Surely, the meaning of affectivity thus described is expressed in phenomenological language only at the cultural level of a consciousness able to reflect it. But inversely, it is on the basis of that origin of meaning that existence comes into possession of itself in the course of its journey between birth and death. On this basis it establishes its "bio-logical" destiny: it is anchored and achieves its own dynamism of "sense." In that case, the ratio­nal dimension also emerges through a reciprocally constitutive sharing of the truth according to the manner of the affective anchoring in which the individual is situated. In other words, there is no integrating truth which is not differentiated in its structure. It is necessary then to recognize the affective sexed situation of all action whatever it might be, inasmuch as meaning emerges in lived interaction -- which is true of all societies and of all human cultures.

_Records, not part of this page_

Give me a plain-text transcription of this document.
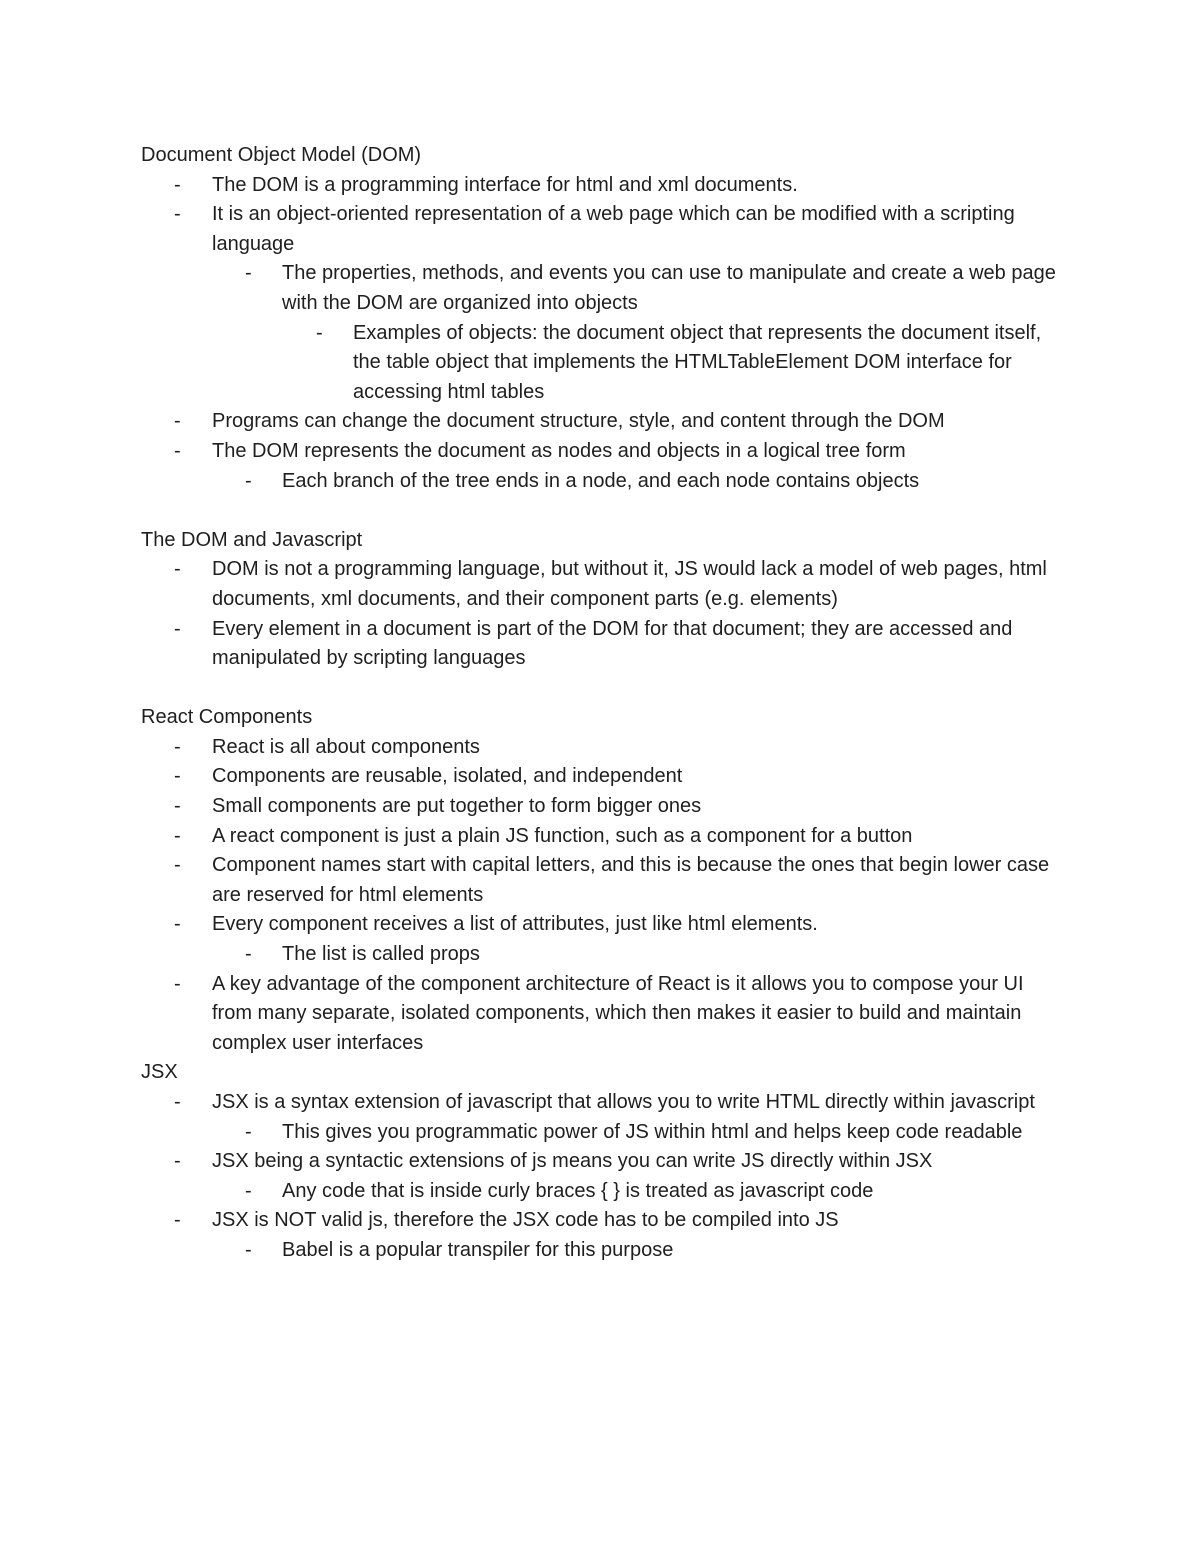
Document Object Model (DOM)

- The DOM is a programming interface for html and xml documents.
- It is an object-oriented representation of a web page which can be modified with a scripting language
- The properties, methods, and events you can use to manipulate and create a web page with the DOM are organized into objects
- Examples of objects: the document object that represents the document itself, the table object that implements the HTMLTableElement DOM interface for accessing html tables
- Programs can change the document structure, style, and content through the DOM
- The DOM represents the document as nodes and objects in a logical tree form
- Each branch of the tree ends in a node, and each node contains objects

The DOM and Javascript

- DOM is not a programming language, but without it, JS would lack a model of web pages, html documents, xml documents, and their component parts (e.g. elements)
- Every element in a document is part of the DOM for that document; they are accessed and manipulated by scripting languages

React Components

- React is all about components
- Components are reusable, isolated, and independent
- Small components are put together to form bigger ones
- A react component is just a plain JS function, such as a component for a button
- Component names start with capital letters, and this is because the ones that begin lower case are reserved for html elements
- Every component receives a list of attributes, just like html elements.
- The list is called props
- A key advantage of the component architecture of React is it allows you to compose your UI from many separate, isolated components, which then makes it easier to build and maintain complex user interfaces

JSX

- JSX is a syntax extension of javascript that allows you to write HTML directly within javascript
- This gives you programmatic power of JS within html and helps keep code readable
- JSX being a syntactic extensions of js means you can write JS directly within JSX
- Any code that is inside curly braces { } is treated as javascript code
- JSX is NOT valid js, therefore the JSX code has to be compiled into JS
- Babel is a popular transpiler for this purpose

This means also that the coordinates of interrelational experience are borne by an originating affectivity, whatever might be said of the separations and reintegrations which gener­ate the most abstract formalizations. Hence, ethics too should be able to separate out the affective implications lived in all circumstances, and in its practical projections maintain the sensed expressions of the originating bodiliness.


In that light, interest in ethics has its source in the analysis of affectivity as a significant dynamic force. The question is whether affectivity as a source of meaning can induce an ethical attitude. It could be suggested that affectivity enables the existent to understand itself in response to ethical problems on the basis of the comprehensive condi­tion of relatedness to the other. On that basis, every person becomes capable of identifying their experiences, even their collective ones, in their shared relations lived affectively. That origi­nating affective communication gives meaning to feeling as an ethical "intu­ition." It also can open feeling to meaning that surpass­es ethical experience, which one ultimately is called to transcend.